Saturday, April 24, 2010

I race like Ryan Hall

The Boston Marathon was run late Monday night our time. A couple of online mates of mine were running — Flo and Robert. Both ran great times. I followed the elite race coverage after the fact on The women's race resulted in an exciting finish as Tatyana Pushkareva came from behind to almost run down breakaway leader Teyba Erkesso. In the men's race, Robert Kiprono Cheruiyot and Deriba Merga traded second-half surges until Cheruiyot eventually despatched the pretenders to win in a course record of 2:05:52. Ryan Hall employed an even-pacing strategy which saw him dropping off the lead pack when surges were applied, then suddenly appearing at the front of the pack when they slowed. He eventually finished fourth in 2:08:41.

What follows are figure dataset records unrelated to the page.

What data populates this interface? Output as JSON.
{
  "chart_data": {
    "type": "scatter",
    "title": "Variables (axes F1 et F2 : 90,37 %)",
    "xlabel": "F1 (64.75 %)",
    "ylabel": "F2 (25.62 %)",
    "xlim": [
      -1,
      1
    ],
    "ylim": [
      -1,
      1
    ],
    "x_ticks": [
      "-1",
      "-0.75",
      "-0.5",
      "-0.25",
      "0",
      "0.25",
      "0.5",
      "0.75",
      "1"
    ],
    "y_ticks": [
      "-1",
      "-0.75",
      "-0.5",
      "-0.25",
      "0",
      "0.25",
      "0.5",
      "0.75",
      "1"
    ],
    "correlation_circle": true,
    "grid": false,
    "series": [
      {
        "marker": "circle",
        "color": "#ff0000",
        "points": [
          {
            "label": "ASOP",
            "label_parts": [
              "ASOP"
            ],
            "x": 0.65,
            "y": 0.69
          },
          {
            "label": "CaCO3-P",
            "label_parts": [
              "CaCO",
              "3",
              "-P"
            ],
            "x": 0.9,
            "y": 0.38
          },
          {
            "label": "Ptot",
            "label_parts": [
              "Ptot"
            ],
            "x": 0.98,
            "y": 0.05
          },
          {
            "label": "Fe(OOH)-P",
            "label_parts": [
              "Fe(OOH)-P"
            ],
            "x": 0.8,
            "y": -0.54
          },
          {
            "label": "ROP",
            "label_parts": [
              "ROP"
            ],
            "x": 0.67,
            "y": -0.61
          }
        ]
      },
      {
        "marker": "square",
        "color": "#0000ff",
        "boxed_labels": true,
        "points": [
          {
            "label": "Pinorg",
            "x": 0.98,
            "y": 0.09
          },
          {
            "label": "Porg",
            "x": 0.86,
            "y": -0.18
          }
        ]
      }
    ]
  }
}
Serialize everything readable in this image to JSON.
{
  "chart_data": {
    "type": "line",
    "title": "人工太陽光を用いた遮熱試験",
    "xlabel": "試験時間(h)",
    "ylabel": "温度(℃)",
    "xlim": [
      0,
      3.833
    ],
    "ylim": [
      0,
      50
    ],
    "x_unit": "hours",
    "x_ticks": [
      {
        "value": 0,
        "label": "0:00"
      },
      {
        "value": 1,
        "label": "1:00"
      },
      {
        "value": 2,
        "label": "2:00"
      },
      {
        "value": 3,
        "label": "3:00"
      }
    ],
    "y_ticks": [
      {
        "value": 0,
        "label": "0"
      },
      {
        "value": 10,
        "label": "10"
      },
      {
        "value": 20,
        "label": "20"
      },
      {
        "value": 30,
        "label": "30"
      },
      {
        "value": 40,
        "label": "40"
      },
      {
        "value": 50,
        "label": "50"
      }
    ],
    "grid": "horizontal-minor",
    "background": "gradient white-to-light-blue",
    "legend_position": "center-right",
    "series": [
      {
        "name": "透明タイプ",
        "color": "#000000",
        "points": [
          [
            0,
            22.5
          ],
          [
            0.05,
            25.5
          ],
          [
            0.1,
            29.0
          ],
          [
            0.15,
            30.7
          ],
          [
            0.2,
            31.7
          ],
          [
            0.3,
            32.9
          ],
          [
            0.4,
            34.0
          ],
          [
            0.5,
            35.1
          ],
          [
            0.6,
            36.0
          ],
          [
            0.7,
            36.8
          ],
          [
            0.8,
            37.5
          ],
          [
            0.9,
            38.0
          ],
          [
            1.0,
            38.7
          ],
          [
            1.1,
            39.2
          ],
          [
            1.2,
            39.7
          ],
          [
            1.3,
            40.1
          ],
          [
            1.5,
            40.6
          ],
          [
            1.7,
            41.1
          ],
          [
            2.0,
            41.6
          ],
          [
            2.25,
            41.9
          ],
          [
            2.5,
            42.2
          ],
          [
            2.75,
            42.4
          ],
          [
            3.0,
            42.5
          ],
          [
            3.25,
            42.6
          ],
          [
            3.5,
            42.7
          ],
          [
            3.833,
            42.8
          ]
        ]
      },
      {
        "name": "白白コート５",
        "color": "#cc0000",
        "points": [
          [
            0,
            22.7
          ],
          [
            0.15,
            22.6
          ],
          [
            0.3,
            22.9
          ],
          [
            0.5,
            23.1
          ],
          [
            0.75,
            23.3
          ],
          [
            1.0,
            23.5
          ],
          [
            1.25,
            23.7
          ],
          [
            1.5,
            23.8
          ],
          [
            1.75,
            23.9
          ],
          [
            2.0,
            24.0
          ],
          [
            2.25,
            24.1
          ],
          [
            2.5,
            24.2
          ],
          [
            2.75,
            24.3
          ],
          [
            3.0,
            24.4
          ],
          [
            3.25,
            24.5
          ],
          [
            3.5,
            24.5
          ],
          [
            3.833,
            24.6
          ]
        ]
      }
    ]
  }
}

It has occurred to me that I race like Ryan Hall — at least in long races, which I'll classify as 15k or longer. I try and run an even pace throughout the race, which is the proven best way to run a record time — in my case, a personal best. The thing is, I'm not actually racing! I'm running a glorified time-trial with other runners for company. Is this a good thing or a bad thing? I'm not sure. I think I'd like to RACE! You know, sit on a rival's shoulder before throwing in a mid-race surge to break their spirit. Or run quietly with the pack (that's the local pack of runners I know who are near my ability) for a few kilometres before running a fast 2k split to get away, then surviving until the finish. This is the tactic Ismael Kirui used in the 5000 metres at the Stuttgart World Championships. He jumped away from a pack which included Haile Gebrselassie by running a 4-minute mile, then survived the chasers to win in 13:02.75.

My next major goal race is the "21k" at the Gold Coast. It's actually run over a distance of 21.0975 kilometres (13.109416 miles), but apparently the correct distance is too long to fit on the T-shirt. I'll be trying to run an M50 PB — 1:40:47 or faster, and probably use the Ryan Hall even-pacing method. There will be shorter races before then, both on the track and over the country. I'd like to be game enough to sometimes try Kirui, Merga, Steve Prefontaine, or Ron Clarke tactics in those races. In the next days and weeks various on and off-line friends will be running marathons in London, California, Oregon, Kentucky, New Zealand, the Netherlands and Canberra. Good luck to all!

Sunday, April 11, 2010

Running and Watching

I've decided not to run the Christchurch Marathon. Rinus said I could run a marathon "for fun", and that's true enough, but I'd like to attempt a respectable time for my next marathon. If I do run one, it'll be later in the year. Until then I'll keep trying to improve my times from 3k to the half marathon.

I thought I'd show you one of the places where I run. It's the track at Calwell. If I had a dollar for every kilometre I've run down there I'd be rich enough to shout the bar many times over at Scott's Bar & Grill. Late on Thursday afternoon I ran 3000 metres at tempo pace and felt the best I have since Six Foot.

On Saturday morning I ran 16.7k down by the lake with my mates — felt fine for that one too — then this morning marshalled near a bridge and had the pleasure of watching 1000 or so women and girls participating in a 5k fun run. It was a good weekend!